En dix itinéraires variant les plaisirs, les thèmes et les époques, les auteurs nous emmènent dans les rues de Liège. Pas à pas, c’est l’occasion de redécouvrir la Cité ardente à petites touches, d’écouter les souvenirs des grands personnages, d’admirer les monuments, de revivre les anecdotes.
Si les pierres pouvaient parler, elles nous raconteraient l’assassinat de saint Lambert, les invasions vikings, les luttes pour les libertés, le Mal Saint-Martin, le sac de Liège par Charles le Téméraire, le bombardement par les armées de Louis XIV, l’heureuse révolution liégeoise ou le massacre du 20 août 1914.

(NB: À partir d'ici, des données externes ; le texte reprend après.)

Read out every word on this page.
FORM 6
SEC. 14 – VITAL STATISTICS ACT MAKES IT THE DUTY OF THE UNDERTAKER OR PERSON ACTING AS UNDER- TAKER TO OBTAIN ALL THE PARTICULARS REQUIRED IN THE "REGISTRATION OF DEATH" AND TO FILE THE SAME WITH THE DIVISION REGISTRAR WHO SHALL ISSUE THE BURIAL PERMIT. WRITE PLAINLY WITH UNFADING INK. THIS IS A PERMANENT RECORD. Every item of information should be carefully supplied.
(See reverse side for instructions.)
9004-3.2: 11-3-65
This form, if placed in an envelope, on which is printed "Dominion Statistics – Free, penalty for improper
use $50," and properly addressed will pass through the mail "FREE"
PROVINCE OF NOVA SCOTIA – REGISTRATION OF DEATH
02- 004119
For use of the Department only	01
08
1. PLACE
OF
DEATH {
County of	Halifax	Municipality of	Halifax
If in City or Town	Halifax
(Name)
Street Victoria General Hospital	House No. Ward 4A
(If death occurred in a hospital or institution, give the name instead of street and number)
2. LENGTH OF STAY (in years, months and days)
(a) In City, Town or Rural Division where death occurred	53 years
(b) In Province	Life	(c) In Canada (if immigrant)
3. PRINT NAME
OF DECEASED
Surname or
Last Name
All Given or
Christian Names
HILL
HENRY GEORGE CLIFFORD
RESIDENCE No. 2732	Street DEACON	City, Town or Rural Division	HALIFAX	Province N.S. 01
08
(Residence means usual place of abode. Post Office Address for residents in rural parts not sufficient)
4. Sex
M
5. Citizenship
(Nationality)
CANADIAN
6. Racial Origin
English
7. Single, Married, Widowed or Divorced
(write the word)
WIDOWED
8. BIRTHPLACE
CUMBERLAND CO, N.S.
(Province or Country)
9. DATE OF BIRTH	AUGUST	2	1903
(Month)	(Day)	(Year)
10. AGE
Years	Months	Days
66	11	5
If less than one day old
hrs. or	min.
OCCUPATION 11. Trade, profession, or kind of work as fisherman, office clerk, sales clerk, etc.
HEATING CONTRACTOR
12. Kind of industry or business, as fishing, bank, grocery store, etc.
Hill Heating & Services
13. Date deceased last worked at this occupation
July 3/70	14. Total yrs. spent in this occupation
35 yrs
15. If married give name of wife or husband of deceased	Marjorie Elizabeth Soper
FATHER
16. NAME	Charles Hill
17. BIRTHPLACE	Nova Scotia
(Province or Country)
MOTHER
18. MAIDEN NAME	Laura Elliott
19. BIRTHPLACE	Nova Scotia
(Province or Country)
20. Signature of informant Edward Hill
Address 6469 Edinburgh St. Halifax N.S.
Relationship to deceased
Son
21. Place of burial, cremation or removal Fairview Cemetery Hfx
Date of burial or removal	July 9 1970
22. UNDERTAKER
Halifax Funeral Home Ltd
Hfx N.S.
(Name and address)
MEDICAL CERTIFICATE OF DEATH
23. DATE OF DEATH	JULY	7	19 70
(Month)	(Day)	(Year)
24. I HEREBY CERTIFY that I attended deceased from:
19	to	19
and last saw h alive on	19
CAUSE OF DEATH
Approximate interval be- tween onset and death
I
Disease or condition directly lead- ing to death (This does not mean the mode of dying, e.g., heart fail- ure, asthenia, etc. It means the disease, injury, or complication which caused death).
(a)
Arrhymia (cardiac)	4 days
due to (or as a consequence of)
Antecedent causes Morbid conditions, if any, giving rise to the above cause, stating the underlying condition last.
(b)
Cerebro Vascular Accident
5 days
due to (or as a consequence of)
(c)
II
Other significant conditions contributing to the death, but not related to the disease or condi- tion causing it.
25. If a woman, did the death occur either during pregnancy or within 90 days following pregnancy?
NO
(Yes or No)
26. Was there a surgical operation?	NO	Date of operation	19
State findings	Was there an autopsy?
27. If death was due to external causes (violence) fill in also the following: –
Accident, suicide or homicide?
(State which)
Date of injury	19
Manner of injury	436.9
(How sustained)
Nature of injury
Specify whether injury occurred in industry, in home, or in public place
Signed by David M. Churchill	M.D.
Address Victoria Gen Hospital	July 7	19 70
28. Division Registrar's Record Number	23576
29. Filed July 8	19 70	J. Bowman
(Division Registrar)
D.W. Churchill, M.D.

Mais Liège n’a pas que des souvenirs sanglants. Celle que le Moyen Âge appelait l’Athènes du Nord depuis le règne de Notger a vu émerger des talents de très grande envergure, comme le sculpteur Jean Del Cour, le compositeur André Modeste Grétry, le violoniste Eugène Ysaÿe ou l’écrivain Georges Simenon. Depuis les écoles de Charlemagne jusqu’à la Cité Miroir, la culture et les arts y sont mis à l’honneur. Le sport n’est pas en reste, avec la création de courses comme les célèbres Liège-Rome-Liège et Liège-Bastogne-Liège. L’Exposition universelle de 1905 rappelle que Liège a rayonné internationalement.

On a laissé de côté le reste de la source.